Did Bach’s wife write some of his best-known works?

30 April 2018, 16:53 | Updated: 30 April 2018, 16:58

A professor of music has boldly claimed that Bach's wife, Anna Magdalena, was the real composer of her husband's best-known pieces.

Historians have long said that Bach’s wife, Anna Magdalena, helped her husband by writing out his compositions.

But in his 2014 documentary, Martin Jarvis, a professor of music at Charles Darwin University in Australia, dropped the bombshell that J.S. Bach's second wife was (perhaps) far more than just a scribe.

After conducting forensic analysis of the ink and handwriting style in Bach manuscripts, Jarvis concluded that three of Bach's most celebrated works were actually penned by Anna Magdalena, who was his second wife.

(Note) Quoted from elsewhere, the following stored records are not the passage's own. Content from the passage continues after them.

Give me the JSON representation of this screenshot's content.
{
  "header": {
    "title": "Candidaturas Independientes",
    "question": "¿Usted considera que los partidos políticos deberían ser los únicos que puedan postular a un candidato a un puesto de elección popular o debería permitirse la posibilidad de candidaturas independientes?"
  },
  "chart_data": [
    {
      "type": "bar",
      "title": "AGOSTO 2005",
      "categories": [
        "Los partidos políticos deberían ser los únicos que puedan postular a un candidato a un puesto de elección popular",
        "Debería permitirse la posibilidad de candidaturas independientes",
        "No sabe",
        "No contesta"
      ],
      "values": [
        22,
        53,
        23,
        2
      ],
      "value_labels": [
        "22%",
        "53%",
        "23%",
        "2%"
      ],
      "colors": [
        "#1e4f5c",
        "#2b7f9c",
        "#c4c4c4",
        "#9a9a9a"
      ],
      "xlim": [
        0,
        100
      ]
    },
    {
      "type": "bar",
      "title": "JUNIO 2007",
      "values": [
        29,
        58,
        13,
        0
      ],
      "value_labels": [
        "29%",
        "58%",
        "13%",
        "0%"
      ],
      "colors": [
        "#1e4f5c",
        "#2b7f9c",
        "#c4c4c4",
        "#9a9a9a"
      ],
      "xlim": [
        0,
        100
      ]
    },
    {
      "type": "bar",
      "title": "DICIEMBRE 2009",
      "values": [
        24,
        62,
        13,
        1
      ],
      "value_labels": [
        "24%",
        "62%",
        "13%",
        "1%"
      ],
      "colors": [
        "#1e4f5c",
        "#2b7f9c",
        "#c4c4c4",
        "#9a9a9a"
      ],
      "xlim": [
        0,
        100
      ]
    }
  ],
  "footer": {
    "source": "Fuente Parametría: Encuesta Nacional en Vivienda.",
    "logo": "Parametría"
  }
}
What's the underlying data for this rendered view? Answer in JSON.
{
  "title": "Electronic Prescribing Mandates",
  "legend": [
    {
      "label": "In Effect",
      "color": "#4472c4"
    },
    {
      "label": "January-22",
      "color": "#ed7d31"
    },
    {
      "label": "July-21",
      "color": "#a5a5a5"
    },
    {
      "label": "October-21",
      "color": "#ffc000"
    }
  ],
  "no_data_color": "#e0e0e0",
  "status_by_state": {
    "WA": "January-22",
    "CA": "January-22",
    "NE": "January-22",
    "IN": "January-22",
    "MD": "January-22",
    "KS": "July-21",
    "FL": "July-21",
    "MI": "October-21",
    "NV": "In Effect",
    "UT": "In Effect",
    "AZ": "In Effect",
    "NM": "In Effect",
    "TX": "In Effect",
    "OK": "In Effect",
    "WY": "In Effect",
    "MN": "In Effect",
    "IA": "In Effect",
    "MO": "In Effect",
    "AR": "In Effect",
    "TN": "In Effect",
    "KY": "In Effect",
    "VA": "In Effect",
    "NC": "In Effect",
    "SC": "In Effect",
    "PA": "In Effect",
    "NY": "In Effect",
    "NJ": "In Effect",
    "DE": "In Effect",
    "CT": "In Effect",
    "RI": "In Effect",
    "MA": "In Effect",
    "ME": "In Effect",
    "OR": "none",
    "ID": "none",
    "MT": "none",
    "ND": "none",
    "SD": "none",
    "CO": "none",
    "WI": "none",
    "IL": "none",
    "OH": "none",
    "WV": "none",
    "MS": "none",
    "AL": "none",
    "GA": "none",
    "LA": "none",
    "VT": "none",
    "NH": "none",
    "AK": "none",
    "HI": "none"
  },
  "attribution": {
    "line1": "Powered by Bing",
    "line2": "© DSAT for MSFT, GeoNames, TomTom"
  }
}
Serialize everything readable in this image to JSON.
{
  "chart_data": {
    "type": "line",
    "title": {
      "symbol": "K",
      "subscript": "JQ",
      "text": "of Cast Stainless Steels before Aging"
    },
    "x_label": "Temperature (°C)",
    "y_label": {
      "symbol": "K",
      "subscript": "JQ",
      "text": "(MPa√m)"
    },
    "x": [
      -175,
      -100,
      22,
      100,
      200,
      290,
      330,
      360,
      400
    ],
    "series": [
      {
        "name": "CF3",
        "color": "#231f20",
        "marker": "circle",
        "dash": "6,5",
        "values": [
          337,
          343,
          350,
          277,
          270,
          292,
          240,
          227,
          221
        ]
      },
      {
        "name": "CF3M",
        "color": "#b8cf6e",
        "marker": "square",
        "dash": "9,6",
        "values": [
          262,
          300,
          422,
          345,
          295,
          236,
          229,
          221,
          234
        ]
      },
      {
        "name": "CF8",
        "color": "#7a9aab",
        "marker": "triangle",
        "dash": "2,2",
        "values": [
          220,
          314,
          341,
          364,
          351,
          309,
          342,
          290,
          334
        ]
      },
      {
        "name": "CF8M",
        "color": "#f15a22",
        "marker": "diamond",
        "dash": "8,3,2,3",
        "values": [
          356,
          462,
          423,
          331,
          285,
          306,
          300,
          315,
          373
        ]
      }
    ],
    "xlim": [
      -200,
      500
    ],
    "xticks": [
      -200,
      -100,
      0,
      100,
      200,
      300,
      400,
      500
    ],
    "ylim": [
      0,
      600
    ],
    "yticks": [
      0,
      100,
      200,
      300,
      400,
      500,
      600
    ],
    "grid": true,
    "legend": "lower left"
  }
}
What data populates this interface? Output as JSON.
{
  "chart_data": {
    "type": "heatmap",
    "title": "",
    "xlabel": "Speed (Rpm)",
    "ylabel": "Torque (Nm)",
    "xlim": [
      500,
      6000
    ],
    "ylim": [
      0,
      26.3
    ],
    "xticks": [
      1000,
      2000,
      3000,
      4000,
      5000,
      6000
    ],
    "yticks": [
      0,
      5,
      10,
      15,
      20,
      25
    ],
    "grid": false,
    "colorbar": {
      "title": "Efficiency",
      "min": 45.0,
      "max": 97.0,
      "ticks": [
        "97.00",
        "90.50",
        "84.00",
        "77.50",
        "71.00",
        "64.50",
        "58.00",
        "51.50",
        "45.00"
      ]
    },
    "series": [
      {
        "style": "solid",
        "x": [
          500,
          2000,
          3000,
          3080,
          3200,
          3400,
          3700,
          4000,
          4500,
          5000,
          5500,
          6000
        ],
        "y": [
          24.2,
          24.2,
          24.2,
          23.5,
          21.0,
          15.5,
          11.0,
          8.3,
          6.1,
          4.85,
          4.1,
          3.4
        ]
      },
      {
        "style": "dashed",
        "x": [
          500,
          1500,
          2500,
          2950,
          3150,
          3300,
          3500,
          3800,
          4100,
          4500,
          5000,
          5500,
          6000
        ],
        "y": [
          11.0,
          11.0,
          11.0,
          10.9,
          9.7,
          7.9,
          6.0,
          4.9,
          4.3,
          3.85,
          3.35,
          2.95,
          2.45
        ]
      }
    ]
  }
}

The three works were the 'Aria' from the Goldberg Variations; the first Prelude from The Well-Tempered Clavier (Book 1) and possibly some of the Cello Suites.

Heidi Harralson, a forensic document examiner, backed Jarvis's view, saying she is sure "within a reasonable degree of scientific certainty" that Anna Magdalena was most likely the composer of these works.

The researchers believe that, due to the nature of the corrections and the fact that the writing is light, she was actually composing the works as she wrote them down. They say that someone copying music would write in a heavy, slow style.  

 
Bach Manuscript

 

Their findings were presented in a documentary called Written By Mrs Bach, which was screened at BAFTA in London on Wednesday 29 October 2014. British composer Sally Beamish, who presents the documentary, said: "What I found fascinating is the questions it raises about the assumptions we make: that music is always written by one person and all the great masters were male by definition."

Bach married Anna in December 1721, 17 months after the death of his first wife – his second cousin, Maria. Together, they raised his children and had 13 of their own. Anna was also a gifted soprano who continued to sing professionally after the marriage.

Martin Jarvis explains in the trailer: "All the music for which Bach is famous comes after he met Anna Magdalena. Either she was his inspiration, or she was involved.

"But they wanted to expunge Anna Magdalena from the history books."